Verzicht auf die Grundsteuer-Keule
In einem wäre Mettmann in diesem Jahr Spitze: bei der Steuerlast für die Bürger. Doch dazu gibt es Alternativen, finden zwei Fachleute. Und sagen, wo das Geld stattdessen herkommen soll: unter anderem aus dem Personaletat.
METTMANN Die Stadt will 2021 rund 126 Millionen Euro ausgeben und knapp 122 Millionen Euro einnehmen. Dieses Millionen-Minus gelingt laut Kämmerin Veronika Traumann nur, falls eine Anhebung der Grundsteuer um 300 Prozentpunkte 5,1 Millionen Euro in die Stadtkasse spült. Alle Haus- und Wohnungseigentümer und damit auch alle Mieter müssten zahlen. Der Widerstand der Bürger dagegen ist immens: Erstmals gibt es mehr als 100 Einwendungen. Nun sagen zwei Männer, Ratingens Ex-Bürgermeister Harald Birkenkamp und Wirtschaftsexperte Helmut Peick: „Aus unserer Sicht besteht gar kein Anlass für diese Steuererhöhung und zur Panikmache rund um die Mettmanner Finanzlage.“Wie kann das sein?
Gewerbesteuer Jede Kämmerei muss die Einnahmen durch Gewerbesteuer in einem Jahr schätzen. Dazu müssen Annahmen getroffen werden. Läuft die Konjunktur gut oder schlecht? Wie entwickeln sich die Zinsen? Exporte, Branchenmix – vieles muss berücksichtigt werden. Damit das nicht jede Stadt für sich tun muss, gibt das Land Nordhrein-Westfalen Orientierungsdaten zur Entwicklung der Gewerbesteuer vor. Von denen weicht Mettmann 2021 ab und gibt sich pessimistischer. „Ohne Grund“, sagt Helmut Peick. „Weil die Orientierungsdaten zu unrealistischen Annahmen führen würden“, sagt Kämmerin Traumann. Wenn Mettmann den Orientierungsrahmen von NRW nutzen würde, so Peick, stünden drei Millionen Euro mehr an Einnahmen im Haushalt.
Personalkosten Mettmanns Personalkosten weisen laut Helmut Peick von 2017 bis 2021 eine Steigerung von 46 Prozent auf – von 26 auf 38 Millionen Euro. Die Mehrzahl der neuen Stellen sei im Bereich der „Allgemeinen Verwaltung“geschaffen worden. Bis 2024 sollen weitere 79 Mitarbeiter hinzukommen. „Die
Personalkosten der Verwaltung sind der wunde Punkte der Verwaltung in Mettmann“, analysiert Peick. Wülfrath gebe pro Einwohner ein Viertel weniger für die Stadtverwaltung aus. Mit einem Einstellungsstopp und der Nichtbesetzung offener Stellen wollen Birkenkamp und Peick rund 1,3 Millionen weniger für Personal ausgeben.

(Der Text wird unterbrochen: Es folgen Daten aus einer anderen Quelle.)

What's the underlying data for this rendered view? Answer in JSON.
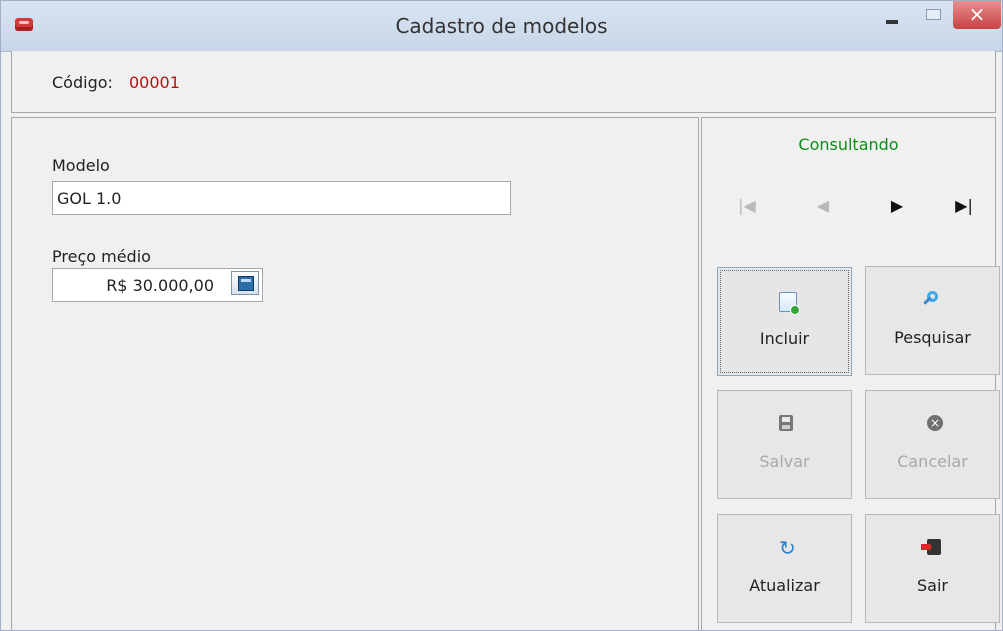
{
  "window": {
    "title": "Cadastro de modelos",
    "close": "×"
  },
  "code": {
    "label": "Código:",
    "value": "00001"
  },
  "form": {
    "model_label": "Modelo",
    "model_value": "GOL 1.0",
    "price_label": "Preço médio",
    "price_value": "R$ 30.000,00"
  },
  "status": "Consultando",
  "navigation": [
    {
      "label": "|◀",
      "enabled": false
    },
    {
      "label": "◀",
      "enabled": false
    },
    {
      "label": "▶",
      "enabled": true
    },
    {
      "label": "▶|",
      "enabled": true
    }
  ],
  "buttons": {
    "include": "Incluir",
    "search": "Pesquisar",
    "save": "Salvar",
    "cancel": "Cancelar",
    "update": "Atualizar",
    "exit": "Sair"
  },
  "icons": {
    "refresh": "↻"
  },
  "colors": {
    "status": "#0d8d16",
    "code_value": "#b31212"
  }
}
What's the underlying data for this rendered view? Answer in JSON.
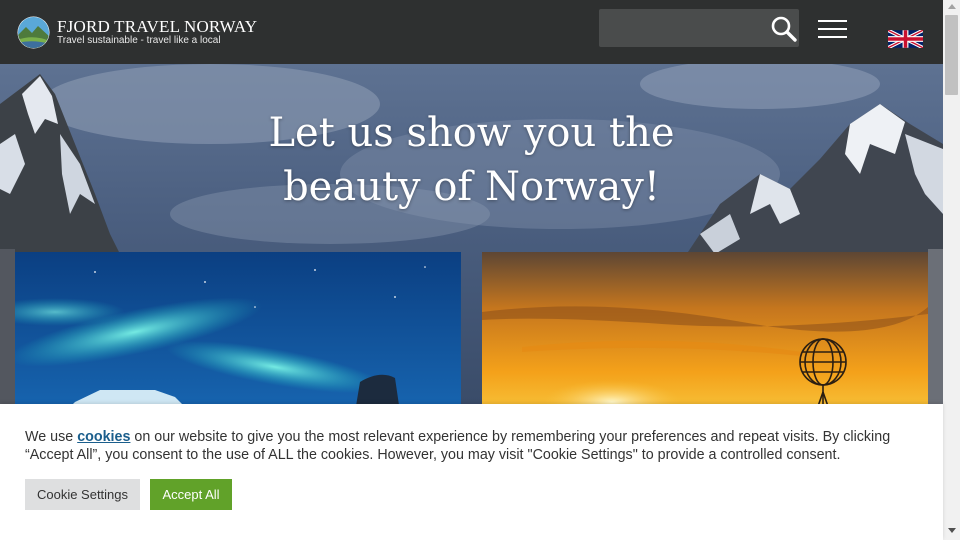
{
  "header": {
    "brand_name": "FJORD TRAVEL NORWAY",
    "tagline": "Travel sustainable - travel like a local",
    "search": {
      "placeholder": "",
      "value": "",
      "icon": "search-icon"
    },
    "menu_icon": "hamburger-menu-icon",
    "language_icon": "uk-flag-icon"
  },
  "hero": {
    "title_line1": "Let us show you the",
    "title_line2": "beauty of Norway!",
    "cards": [
      {
        "image": "northern-lights-photo"
      },
      {
        "image": "north-cape-sunset-globe-photo"
      }
    ]
  },
  "cookie_banner": {
    "text_before_link": "We use ",
    "link_text": "cookies",
    "text_after_link": " on our website to give you the most relevant experience by remembering your preferences and repeat visits. By clicking “Accept All”, you consent to the use of ALL the cookies. However, you may visit \"Cookie Settings\" to provide a controlled consent.",
    "settings_button": "Cookie Settings",
    "accept_button": "Accept All"
  },
  "colors": {
    "header_bg": "#2e3030",
    "accept_green": "#61a229",
    "settings_gray": "#dedfe0",
    "link_blue": "#1a5e8c"
  }
}
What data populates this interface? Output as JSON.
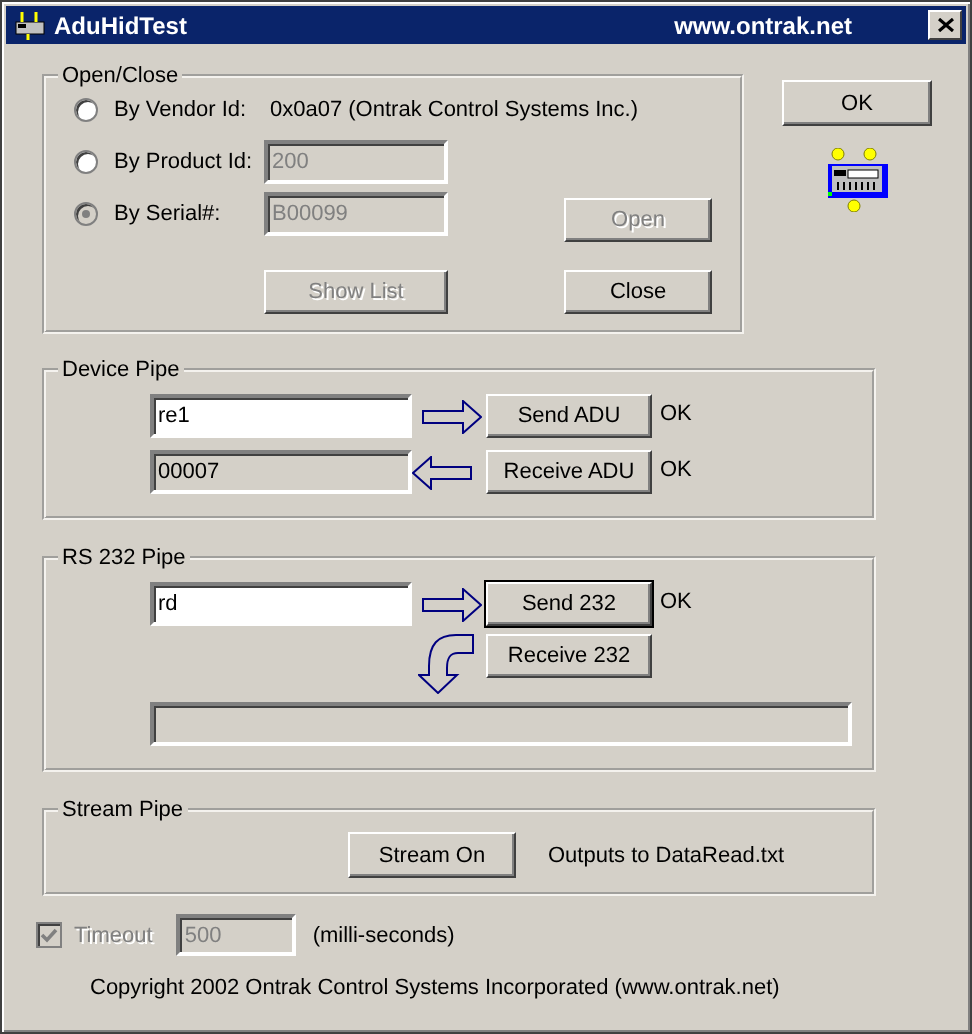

Grundsteuer-B Sie soll Mettmann 5,1 Millionen Euro mehr einbringen. Durch den anderen Ansatz bei der Gewerbesteuer (3 Millionen), um 1,3 Millionen Euro reduzierte Persobalausgaben und rund 800.000 Euro Einsparungen bei den Sachmittelausgaben bekomme man diese Summe zusammen – und könne 2021 die Grundsteuer-B unverändert lassen.
Schieflage Damit ist Mettmann nicht dauerhaft saniert. Laut Birkenkamp und Peick steckt vor allem im Dispo der Stadt – bei den Liquiditätskrediten – ein großes Risiko. Sie sollen von 2020 bis 2024 um 69
Prozent ansteigen, von 51 auf 93,2 Millionen Euro – bei mutmaßlichen steigenden Zinsen eine tickende Zeitbombe. Deshalb brauche es dauerhaft mehr Einnahmen. Durch den Verkauf von städtischen Forderungen,
die Ausgliederung städtischer Immobilien in eine Tochtergesellschaft – sagen die Experten.
Großprojekte Ob die neue Feuerwache 28 Millionen kosten muss, wird bereits diskutiert. Ein Nebeneinander von Gesamtschule und Realschule wäre gegenüber einem Gesamtschul-Solo um 15 Millionen preiswerter, sagt Peick.
Spargroschen Demgegenüber brächten die Schließung von Musikschule und Stadtbibliothek jeweils nur einige Hunderttausend Euro pro Jahr ein. Selbst die Stadthalle müsse nicht zwangsläufig abgerissen werden. „Ich würde sie veräußern, mit dem Gewinn renovieren und einem professionellen Management übergeben“, schlägt Peick vor.